法的解釈(Legal Interpretation):
「これまでに述べた各条項の内容」をパッケージとして扱い、それらすべてに対して共通の法的効果(累積的な救済など)を付与する際に用いられます。
実務のヒント(Practical Tip):
契約書の末尾近くの一般条項(救済手段など)で使われることが多く、それまでの個別の権利設定を否定せず、さらに上乗せすることを明確にするために重要です。
foregoing と foregoing provisions の違い:
- foregoing: 直前の単語やフレーズ、あるいは規定を指す。やや範囲が広い。
- foregoing provisions: 明確に「前述の各条項・規定」を指す。
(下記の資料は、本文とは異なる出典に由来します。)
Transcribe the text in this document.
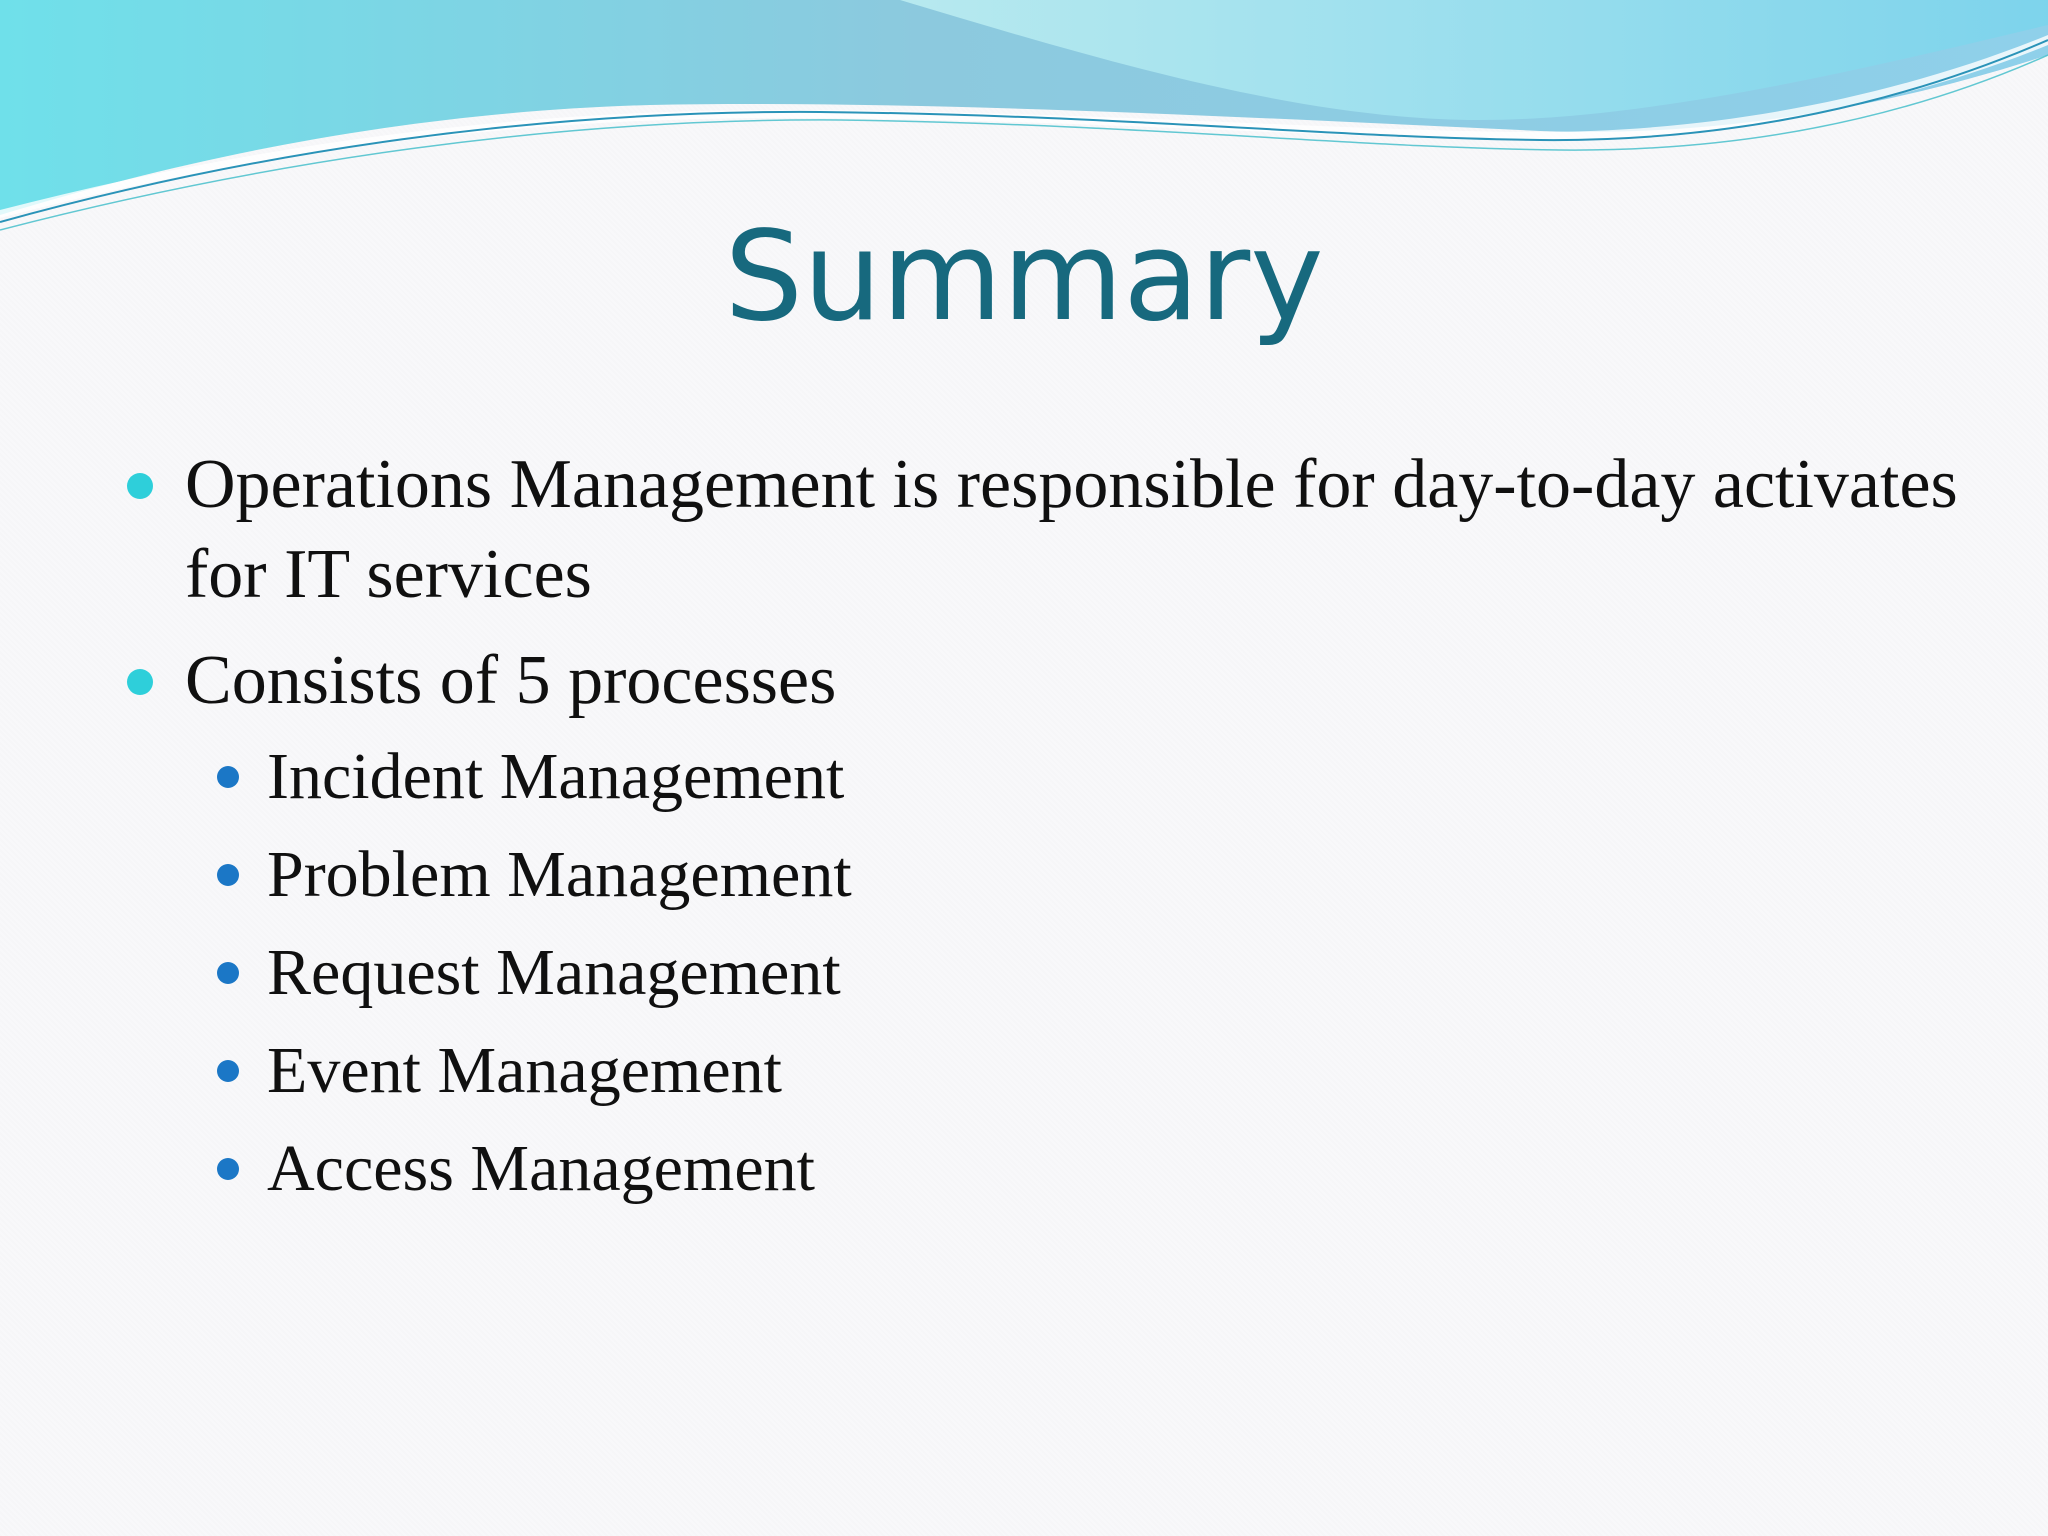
Summary
Operations Management is responsible for day-to-day activates for IT services
Consists of 5 processes
Incident Management
Problem Management
Request Management
Event Management
Access Management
複数の条文を指す場合に適している。
用法:
主に、救済手段(Remedies)、権利放棄(Waiver)などの条項で使用されます。
前述の複数の規定を一括して参照し、それらと法規との関係を定義する役割を果たします。
例文(foregoing provisions:上記の規定、前述の規定):
【救済手段(Remedies Clause)より】
The rights and remedies provided to the parties under the foregoing provisions shall be in addition to any other rights or remedies available at law or in equity.
(日本語訳)
前述の各規定に基づき両当事者に与えられる権利および救済手段は、法律上または衡平法上認められる他のいかなる権利または救済手段に追加して与えられるもの(累積的なもの)とする。
例文の注記:
- in addition to: 「~に加えて」を意味し、契約上の救済が法律上の救済を排除しない(累積的である)ことを示します。
- at law or in equity: 「法律上または衡平法上」という英米法特有の表現で、制定法と裁判所の裁定による救済の両方をカバーします。
- available to: 「~に利用可能な(認められる)」という意味で、当事者が行使できる権利の存在を表します。